Auf einigen Internetseiten, auf denen Befürworter der aktiven Sterbehilfe die Rückschrittlichkeit aktueller Gesetze monieren, wird mitunter auf Seneca als fortschrittlichen antiken Denker verwiesen. In der Tat stellt er etwa das Recht eines jeden Menschen auf den Freitod heraus, den man nur vor sich selbst zu rechtfertigen hat. Ein solches Menschenrecht wurde jüngst erst in der Schweiz etabliert. Überblickt man Senecas Gesamtwerk, so wird das Phänomen, das wir heute als aktive Sterbehilfe bezeichnen, nur beiläufig und in aller Kürze behandelt, z. B. in De ira (Über die Wut), wo ohne moralische Bedenken ganz selbstverständlich davon die Rede ist, dass man als Arzt einem Patienten ohne Hoffnung auf Besserung beim Sterben hilft. Deutlich mehr Interesse zeigt Seneca für den vor der Entscheidung stehenden ›Patienten‹ selbst, der unter gewissen Umständen durchaus den Freitod wählen darf.

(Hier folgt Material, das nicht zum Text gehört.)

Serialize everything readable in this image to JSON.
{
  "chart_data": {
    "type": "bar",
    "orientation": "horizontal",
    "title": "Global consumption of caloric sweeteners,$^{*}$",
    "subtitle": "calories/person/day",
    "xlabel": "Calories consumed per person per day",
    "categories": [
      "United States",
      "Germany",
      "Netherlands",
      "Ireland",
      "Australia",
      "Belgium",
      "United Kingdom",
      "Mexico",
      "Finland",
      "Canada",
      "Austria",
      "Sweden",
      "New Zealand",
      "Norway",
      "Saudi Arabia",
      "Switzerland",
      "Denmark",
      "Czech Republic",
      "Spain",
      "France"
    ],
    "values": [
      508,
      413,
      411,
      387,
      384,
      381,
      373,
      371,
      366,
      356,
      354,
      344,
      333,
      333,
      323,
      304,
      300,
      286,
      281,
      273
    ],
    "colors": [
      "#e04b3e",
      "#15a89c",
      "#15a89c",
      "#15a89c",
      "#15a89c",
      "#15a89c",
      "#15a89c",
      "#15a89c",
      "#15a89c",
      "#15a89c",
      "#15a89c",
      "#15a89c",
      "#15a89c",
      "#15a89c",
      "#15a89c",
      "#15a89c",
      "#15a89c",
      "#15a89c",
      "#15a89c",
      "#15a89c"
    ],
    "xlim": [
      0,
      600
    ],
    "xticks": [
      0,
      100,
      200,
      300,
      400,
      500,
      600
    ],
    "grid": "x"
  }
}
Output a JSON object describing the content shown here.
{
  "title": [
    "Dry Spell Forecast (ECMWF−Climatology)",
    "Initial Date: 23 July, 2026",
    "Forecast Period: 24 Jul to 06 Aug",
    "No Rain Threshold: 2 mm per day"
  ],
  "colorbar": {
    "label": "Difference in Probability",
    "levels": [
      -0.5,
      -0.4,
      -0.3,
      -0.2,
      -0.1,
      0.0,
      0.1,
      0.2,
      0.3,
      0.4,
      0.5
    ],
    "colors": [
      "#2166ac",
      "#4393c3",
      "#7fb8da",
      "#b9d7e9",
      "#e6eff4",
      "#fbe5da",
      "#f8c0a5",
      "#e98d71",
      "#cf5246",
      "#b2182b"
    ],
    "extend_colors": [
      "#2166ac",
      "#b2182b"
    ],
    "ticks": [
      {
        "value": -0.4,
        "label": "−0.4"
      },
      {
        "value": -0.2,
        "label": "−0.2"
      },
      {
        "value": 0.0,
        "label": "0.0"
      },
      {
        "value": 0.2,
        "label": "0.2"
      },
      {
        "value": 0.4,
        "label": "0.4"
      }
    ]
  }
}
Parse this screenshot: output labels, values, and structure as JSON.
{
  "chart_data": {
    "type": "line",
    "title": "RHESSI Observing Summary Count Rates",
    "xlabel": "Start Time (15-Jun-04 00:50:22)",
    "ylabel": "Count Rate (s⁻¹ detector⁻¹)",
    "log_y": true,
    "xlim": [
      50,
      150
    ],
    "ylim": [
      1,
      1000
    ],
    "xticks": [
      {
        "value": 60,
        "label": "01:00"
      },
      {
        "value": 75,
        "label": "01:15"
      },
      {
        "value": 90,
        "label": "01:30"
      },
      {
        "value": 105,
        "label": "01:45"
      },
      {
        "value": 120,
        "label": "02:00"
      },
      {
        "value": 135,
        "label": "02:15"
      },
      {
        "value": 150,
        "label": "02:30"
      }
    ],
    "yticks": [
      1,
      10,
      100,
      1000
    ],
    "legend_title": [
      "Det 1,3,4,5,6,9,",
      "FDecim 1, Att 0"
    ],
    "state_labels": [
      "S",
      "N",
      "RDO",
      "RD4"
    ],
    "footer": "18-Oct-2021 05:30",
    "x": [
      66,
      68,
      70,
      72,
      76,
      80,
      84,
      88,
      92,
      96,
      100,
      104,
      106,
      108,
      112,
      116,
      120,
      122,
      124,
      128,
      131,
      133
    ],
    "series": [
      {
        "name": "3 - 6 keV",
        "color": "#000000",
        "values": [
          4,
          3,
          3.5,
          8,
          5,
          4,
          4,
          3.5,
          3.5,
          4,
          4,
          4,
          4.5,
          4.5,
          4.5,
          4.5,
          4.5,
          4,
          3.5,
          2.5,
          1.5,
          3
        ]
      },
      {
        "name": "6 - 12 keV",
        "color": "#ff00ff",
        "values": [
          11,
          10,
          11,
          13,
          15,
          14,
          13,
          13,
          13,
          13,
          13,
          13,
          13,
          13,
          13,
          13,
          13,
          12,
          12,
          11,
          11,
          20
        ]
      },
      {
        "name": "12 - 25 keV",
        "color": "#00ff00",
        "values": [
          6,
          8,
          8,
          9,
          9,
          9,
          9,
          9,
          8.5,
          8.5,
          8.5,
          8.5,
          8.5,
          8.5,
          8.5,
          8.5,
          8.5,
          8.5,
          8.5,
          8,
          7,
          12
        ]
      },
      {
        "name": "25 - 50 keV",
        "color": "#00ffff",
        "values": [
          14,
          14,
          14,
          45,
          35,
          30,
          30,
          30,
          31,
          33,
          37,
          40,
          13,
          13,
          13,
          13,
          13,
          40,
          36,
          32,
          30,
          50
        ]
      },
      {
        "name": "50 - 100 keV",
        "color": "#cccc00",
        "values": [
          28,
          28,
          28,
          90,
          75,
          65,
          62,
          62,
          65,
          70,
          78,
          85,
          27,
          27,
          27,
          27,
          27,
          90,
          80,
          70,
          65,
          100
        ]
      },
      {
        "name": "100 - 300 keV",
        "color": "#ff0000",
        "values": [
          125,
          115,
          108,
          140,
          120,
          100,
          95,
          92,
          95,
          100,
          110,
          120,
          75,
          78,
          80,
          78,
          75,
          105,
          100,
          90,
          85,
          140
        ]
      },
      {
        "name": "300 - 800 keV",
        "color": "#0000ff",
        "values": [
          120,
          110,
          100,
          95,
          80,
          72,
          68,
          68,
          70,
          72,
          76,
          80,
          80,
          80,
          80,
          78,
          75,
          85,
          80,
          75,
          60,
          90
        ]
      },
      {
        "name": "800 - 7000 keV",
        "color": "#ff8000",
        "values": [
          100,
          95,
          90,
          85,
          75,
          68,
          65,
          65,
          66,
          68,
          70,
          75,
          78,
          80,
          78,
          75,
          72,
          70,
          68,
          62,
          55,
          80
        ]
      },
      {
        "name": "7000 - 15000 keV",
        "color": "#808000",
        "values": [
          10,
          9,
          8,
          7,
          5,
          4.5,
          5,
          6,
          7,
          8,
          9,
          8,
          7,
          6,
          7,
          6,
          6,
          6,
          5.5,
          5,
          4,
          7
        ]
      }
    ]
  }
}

Der vorliegende Band möchte die Lesefrüchte, die man aus Senecas Gesamtwerk zum Thema ›Tod‹ sammeln kann, bündeln, strukturieren und sie vor dem philosophischen Gedankengebäude verstehen, das sich Seneca aus verschiedenen Philosophenschulen (d. h. ›eklektisch‹) zusammenstellt und mit eigenen Impulsen anreichert. Die dargebotenen Passagen wurden neu übersetzt. Absichtlich wurde mitunter eine das Textverständnis im Deutschen erleichternde Übertragung gewählt, die beispielsweise Satzteile des Originals umstellt oder typische Füllwörter hinzufügt. Auslassungen sind durch »[…]« gekennzeichnet.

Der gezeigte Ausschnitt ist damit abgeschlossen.